ACDC covered call positions are structurally neutral to slightly bullish; the modeled P&L assumes European-style exercise at expiration and ignores early assignment, transaction costs, dividends paid before expiry on the stock leg (when present), and the bid-ask spread on the listed chain. ACDC positions also carry Energy sector concentration risk; news flow inside the sector (peer earnings, regulatory shifts, supply-chain headlines) can move ACDC alongside the broader basket even when ACDC-specific fundamentals are unchanged. Short-premium structures like a covered call on ACDC carry tail risk when realized volatility exceeds the implied move; review historical ACDC earnings reactions and macro stress periods before sizing. Always rebuild the position from current ACDC chain quotes before placing a trade.
Frequently asked questions
- What is a covered call on ACDC?
- A covered call on ACDC is the covered call strategy applied to ACDC (stock). The strategy is structurally neutral to slightly bullish: A covered call pairs long stock with a short out-of-the-money call, collecting premium and capping upside above the short strike in exchange for income. With ACDC stock trading near $5.79, the strikes shown on this page are snapped to the nearest listed ACDC chain strike and the premiums come straight from the end-of-day bid/ask midpoint.
- How are ACDC covered call max profit and max loss calculated?
- Max profit equals short-strike minus cost basis plus premium times 100; max loss is cost basis minus premium (at zero). Breakeven is cost basis minus premium. For the ACDC covered call priced from the end-of-day chain at a 30-day expiry (ATM IV 91.80%), the computed maximum profit is unbounded per contract and the computed maximum loss is unbounded per contract. Live intraday quotes will differ as the chain moves through the trading session.
- What is the breakeven for a ACDC covered call?

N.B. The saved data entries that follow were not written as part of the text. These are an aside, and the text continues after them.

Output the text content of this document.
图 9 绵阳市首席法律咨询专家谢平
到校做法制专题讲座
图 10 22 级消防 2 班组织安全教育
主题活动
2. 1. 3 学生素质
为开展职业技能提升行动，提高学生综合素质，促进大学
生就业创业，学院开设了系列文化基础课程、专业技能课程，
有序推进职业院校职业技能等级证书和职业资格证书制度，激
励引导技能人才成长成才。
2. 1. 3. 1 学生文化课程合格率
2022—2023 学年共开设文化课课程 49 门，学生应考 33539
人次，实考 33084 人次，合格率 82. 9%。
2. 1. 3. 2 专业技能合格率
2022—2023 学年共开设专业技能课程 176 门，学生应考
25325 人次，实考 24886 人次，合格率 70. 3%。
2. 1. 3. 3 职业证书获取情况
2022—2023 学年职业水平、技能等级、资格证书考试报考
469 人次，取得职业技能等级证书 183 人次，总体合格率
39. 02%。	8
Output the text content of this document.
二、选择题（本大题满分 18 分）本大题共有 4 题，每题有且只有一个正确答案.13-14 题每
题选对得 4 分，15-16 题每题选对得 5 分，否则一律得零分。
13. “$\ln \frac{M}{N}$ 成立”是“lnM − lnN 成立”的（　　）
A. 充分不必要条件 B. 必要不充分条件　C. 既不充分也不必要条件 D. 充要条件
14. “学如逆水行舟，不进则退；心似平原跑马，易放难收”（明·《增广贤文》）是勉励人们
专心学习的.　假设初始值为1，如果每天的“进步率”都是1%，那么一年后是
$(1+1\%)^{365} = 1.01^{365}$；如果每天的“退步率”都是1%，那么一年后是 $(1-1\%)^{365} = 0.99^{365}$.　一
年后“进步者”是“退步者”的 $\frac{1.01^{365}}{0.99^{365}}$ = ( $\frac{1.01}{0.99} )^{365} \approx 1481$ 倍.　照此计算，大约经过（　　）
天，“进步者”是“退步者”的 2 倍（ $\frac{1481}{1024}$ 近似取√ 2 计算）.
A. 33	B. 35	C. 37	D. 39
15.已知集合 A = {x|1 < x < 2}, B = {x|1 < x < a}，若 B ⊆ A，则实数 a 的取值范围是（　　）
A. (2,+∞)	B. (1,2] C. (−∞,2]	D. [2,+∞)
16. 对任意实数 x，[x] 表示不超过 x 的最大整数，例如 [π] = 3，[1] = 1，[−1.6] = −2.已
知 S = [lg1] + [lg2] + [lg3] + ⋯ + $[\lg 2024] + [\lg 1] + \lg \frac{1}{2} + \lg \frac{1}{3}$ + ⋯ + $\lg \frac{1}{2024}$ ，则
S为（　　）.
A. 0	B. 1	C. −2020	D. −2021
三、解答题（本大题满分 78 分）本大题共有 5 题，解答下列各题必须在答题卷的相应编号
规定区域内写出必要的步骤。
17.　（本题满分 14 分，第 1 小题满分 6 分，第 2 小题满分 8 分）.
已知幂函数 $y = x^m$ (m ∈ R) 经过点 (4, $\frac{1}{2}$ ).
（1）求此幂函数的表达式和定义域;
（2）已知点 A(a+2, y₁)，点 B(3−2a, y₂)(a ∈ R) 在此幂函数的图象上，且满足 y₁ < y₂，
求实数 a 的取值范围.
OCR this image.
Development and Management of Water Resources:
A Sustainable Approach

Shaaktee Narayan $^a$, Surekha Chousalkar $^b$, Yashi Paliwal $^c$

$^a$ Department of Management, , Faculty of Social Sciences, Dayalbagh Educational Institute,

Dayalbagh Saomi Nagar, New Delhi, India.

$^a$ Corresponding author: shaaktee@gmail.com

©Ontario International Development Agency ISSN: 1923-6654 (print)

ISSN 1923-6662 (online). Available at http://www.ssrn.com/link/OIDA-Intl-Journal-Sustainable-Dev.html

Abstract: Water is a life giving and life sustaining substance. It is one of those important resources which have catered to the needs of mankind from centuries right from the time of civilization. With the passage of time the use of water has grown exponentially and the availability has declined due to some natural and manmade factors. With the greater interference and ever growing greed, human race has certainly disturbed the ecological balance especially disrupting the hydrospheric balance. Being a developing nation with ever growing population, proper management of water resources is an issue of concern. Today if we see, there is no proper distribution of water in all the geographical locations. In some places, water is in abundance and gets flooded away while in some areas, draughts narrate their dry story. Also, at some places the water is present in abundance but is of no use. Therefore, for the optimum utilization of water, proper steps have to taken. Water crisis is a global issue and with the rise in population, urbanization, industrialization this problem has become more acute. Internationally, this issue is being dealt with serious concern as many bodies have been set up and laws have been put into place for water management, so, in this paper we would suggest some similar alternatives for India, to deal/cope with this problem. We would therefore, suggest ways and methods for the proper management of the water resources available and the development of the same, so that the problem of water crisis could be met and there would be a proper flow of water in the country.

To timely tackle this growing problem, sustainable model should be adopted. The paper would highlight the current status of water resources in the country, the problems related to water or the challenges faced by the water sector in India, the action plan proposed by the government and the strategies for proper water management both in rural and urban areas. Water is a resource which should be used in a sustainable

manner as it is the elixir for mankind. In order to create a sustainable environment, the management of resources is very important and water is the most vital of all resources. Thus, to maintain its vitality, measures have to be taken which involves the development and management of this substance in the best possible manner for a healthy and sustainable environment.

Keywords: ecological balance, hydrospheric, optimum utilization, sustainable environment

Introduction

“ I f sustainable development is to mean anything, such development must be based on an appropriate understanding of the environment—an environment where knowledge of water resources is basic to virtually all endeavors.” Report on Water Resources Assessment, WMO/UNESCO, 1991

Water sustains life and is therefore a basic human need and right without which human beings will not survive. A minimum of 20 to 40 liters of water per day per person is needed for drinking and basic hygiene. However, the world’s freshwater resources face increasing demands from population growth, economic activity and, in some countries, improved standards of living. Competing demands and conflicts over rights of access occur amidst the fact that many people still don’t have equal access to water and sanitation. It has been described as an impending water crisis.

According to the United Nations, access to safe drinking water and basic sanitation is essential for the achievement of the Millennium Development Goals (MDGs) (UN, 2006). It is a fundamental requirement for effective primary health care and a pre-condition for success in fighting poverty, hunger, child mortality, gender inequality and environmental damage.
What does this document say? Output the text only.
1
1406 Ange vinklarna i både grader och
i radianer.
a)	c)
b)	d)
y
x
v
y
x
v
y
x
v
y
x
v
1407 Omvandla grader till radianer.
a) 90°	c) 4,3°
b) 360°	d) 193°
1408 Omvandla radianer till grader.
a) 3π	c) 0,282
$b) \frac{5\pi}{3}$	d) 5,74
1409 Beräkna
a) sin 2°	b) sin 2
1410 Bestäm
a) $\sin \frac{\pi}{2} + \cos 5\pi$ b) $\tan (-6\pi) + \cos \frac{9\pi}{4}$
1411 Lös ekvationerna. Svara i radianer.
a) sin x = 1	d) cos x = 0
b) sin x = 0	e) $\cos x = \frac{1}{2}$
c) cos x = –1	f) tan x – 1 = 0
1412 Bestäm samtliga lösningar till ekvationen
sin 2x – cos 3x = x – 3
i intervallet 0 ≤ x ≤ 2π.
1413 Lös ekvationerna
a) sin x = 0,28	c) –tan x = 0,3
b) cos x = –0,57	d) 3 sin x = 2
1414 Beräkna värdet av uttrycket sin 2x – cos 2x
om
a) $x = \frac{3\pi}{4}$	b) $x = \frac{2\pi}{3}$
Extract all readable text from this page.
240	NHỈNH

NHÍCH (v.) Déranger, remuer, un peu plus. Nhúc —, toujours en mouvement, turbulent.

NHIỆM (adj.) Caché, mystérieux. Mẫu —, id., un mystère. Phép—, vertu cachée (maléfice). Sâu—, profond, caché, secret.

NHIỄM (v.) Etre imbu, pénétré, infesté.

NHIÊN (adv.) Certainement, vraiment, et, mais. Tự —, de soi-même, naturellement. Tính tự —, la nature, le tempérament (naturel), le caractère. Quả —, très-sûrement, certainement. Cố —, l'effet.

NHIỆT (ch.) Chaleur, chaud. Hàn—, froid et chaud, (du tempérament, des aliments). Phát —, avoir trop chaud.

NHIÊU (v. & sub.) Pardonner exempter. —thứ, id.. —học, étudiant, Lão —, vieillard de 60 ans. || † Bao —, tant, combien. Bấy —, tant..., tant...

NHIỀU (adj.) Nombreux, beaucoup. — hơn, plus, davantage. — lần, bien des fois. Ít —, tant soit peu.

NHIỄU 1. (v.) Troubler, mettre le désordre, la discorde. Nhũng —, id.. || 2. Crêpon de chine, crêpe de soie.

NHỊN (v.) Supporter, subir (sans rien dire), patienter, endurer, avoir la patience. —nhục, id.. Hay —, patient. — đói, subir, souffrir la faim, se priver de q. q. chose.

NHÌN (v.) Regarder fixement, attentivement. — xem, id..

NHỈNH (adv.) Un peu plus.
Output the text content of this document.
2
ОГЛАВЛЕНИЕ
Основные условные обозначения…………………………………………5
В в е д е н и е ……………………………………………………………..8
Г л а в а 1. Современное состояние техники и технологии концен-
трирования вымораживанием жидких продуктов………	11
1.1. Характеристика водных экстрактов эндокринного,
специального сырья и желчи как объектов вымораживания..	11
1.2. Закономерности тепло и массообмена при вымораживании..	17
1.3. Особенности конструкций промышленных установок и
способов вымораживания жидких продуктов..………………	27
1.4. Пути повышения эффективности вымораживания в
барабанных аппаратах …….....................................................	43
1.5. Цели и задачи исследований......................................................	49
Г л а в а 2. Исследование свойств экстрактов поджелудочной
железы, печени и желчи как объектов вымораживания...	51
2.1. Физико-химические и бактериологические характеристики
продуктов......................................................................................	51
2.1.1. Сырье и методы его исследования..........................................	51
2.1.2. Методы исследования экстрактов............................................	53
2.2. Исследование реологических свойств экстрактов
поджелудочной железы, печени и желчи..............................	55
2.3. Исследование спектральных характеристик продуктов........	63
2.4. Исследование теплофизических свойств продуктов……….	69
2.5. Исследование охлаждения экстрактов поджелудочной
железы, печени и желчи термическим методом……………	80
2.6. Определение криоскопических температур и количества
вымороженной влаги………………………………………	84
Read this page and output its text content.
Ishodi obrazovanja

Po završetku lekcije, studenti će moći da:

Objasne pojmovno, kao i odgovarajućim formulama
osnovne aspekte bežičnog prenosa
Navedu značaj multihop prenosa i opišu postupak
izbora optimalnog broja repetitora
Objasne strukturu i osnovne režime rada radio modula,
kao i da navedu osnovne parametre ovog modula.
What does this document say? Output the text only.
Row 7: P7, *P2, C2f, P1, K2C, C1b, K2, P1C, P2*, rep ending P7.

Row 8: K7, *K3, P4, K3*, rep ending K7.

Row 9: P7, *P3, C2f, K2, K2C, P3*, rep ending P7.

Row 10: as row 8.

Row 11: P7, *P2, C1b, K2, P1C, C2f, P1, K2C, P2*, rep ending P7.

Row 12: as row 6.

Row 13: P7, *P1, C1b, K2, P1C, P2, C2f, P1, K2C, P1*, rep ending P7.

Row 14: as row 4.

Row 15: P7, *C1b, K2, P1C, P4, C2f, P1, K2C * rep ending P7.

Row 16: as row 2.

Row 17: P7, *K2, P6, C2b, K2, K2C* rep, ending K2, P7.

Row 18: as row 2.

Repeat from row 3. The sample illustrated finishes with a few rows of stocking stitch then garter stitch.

- The breakeven for the ACDC covered call priced on this page is no defined breakeven on the modeled curve at expiration, derived from end-of-day chain premiums. Breakeven is the underlying price at which the strategy's P&L crosses zero ignoring transaction costs and assignment risk. The current ACDC market-implied 1-standard-deviation expected move is approximately 26.32%; if the move sits well outside the breakeven distance, the structure's risk-reward becomes correspondingly tighter.
- When should you consider a covered call on ACDC?
- Covered calls on ACDC are an income strategy run on existing ACDC stock positions; traders typically sell calls at 25-35 delta with 30-45 days to expiration to balance premium against upside cap.
- How does current ACDC implied volatility affect this covered call?
- ACDC ATM IV is at 91.80% with IV rank near 40.73%, which is mid-range against its 1-year history. Strategy selection depends more on directional thesis and expected move than on a strong IV signal.